French Music

French music, term for the music within the French national territory, depending on its respective extent.

In a broader sense, the term also includes the music of Gaul and, in part, that of the Carolingian period.

French music has a rich treasure trove of the oldest folk songs. Songs of the Celtic indigenous people and the Bretons, however, have left just as little traces as the subsequent, now Romance, psalmodying melody, which led to the first great hymns in the 8th and 9th centuries. French music as a whole has always been closely related to Italian and German music, which influenced each other.

Middle Ages and Renaissance

Art music developed in France, as in other countries, on the basis of the music of the Christian liturgy, which in France had its own tradition different from the Roman one (Gallican liturgy). It was not until the time of Pippin the Younger that the Roman liturgy and Gregorian chant were introduced in France. Its maintenance was the main task of the singing schools, such as those in Metz, which had been founded in Rome, and those in Tours, which had been founded in England. The oldest textbooks on regular polyphony date from the 9th century, the oldest musical monuments are the organa of the school of Saint-Martial in Limoges (12th century), where the mass was also held in the 10th centuryexperienced a first bloom. The art of organa reached its climax around 1200 with the masters Leonin (us) and Perotin (us), who created an early form of polyphony, at the Notre Dame Cathedral in Paris (Notre Dame School). The 13th century genre of the motet emerged from the Organum by placing various texts under the individual voices. In connection with this, the modal notation developed into the mensural notation of the later so-called Ars antiqua. A related genus that also occurred outside of the liturgy was the conductus. In addition to polyphony, the secular unanimous music of the Provencal troubadours and the northern French trouvères, which reached its peak in the 13th century, was of importance. A. de la Halle laid the foundation for the secular folk singspiel (“Robin et Marion”, 1283) and composed the first polyphonic secular songs.

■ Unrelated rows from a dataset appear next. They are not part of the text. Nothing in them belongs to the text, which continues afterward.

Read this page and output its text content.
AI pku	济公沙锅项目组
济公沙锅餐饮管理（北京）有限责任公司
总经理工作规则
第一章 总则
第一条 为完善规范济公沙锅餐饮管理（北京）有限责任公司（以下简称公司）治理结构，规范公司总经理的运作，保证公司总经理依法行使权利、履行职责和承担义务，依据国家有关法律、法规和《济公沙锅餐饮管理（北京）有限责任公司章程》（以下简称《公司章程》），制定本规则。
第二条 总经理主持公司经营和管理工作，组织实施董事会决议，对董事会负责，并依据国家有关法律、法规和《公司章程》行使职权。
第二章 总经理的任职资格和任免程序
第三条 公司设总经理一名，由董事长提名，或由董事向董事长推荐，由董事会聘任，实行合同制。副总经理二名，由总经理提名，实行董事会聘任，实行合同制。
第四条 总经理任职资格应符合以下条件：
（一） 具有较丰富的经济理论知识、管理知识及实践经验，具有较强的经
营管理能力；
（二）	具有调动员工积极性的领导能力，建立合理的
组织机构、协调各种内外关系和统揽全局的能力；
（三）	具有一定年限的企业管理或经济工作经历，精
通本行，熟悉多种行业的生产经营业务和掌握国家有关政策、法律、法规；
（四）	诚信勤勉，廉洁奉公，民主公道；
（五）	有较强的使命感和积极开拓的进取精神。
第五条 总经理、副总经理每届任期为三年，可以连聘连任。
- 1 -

Paris remained the musical center in the 14th century. However, the focus now shifted to secular music, which in the era of Ars nova produced not only ballads, rondeaus and virelais but also a flourishing of secular motet art and the refinement of the mensural notation. The oldest monuments of this time are the musical interludes for the “Roman de Fauvel”. Apart from the treatise that gave the epoch its name, little has survived from the motet master P. de Vitry . He developed the isorhythmically structured structure of the motet in the highest refinement. From 1321 the music theorist and astronomer J. de Muris taught in Paris. The most important composer of the 14th century, G. de Machaut , was a poet and musician at the same time. His works, which were recorded in collective manuscripts that he himself supervised, are characteristic of the court culture of the 14th century in France. In addition to secular music, he also created the first coherent setting of the Ordinarium Missae, including a four-part mass, which was probably written for the coronation of Charles V (1364).

The 15th century was marked by the amalgamation of Italian and English ideas with French tradition and the shift in emphasis to the north-east of the French cultural area, where the composers of the Franco-Flemish school (Franco-Flemish music) in the 15th and 16th centuries created the Shaped music. G. Dufay thus contributed to consolidating the mass as a cyclical form. His contemporary G. Binchois is v. a. to be highlighted as a master of the art of chanson, which has clear French characteristics in its elegance and lively rhythm. The end of the 15th century brought a high point in the new polyphonic compositional style, particularly in vocal music revolutionized. According to J. Ockeghem, who tried to unify the various voices in the mass and to fuse them into a choral sound that displaced the traditional split sound, J. Desprez , who in his masses and especially in his motets, did not know the expressive content of the text in a previous one Manner as the most famous musician of the time. In addition, also L. Compère, P. de la Rue, A. Brumel and J. Mouton should be emphasized.

After 1525 the chanson became a field of compositional experimentation and the central genre of the 16th century; the polyphonic sentence style was changed to meet the requirements for text comprehensibility. Important masters are C. Janequin and C. de Sermisy. In the work of O. di Lasso all specific national styles of European music are united; some of his compositions (chansons, masses and motets) are in the French and Flemish tradition. After 1550, various endeavors led to the development of a new harmonic style, which resulted in an increasing regression of the polyphonic setting. Contributed to this development in addition to C. Goudimel with his psalm settings, among others. C. Le Jeune and J. Arcadeltcontribute.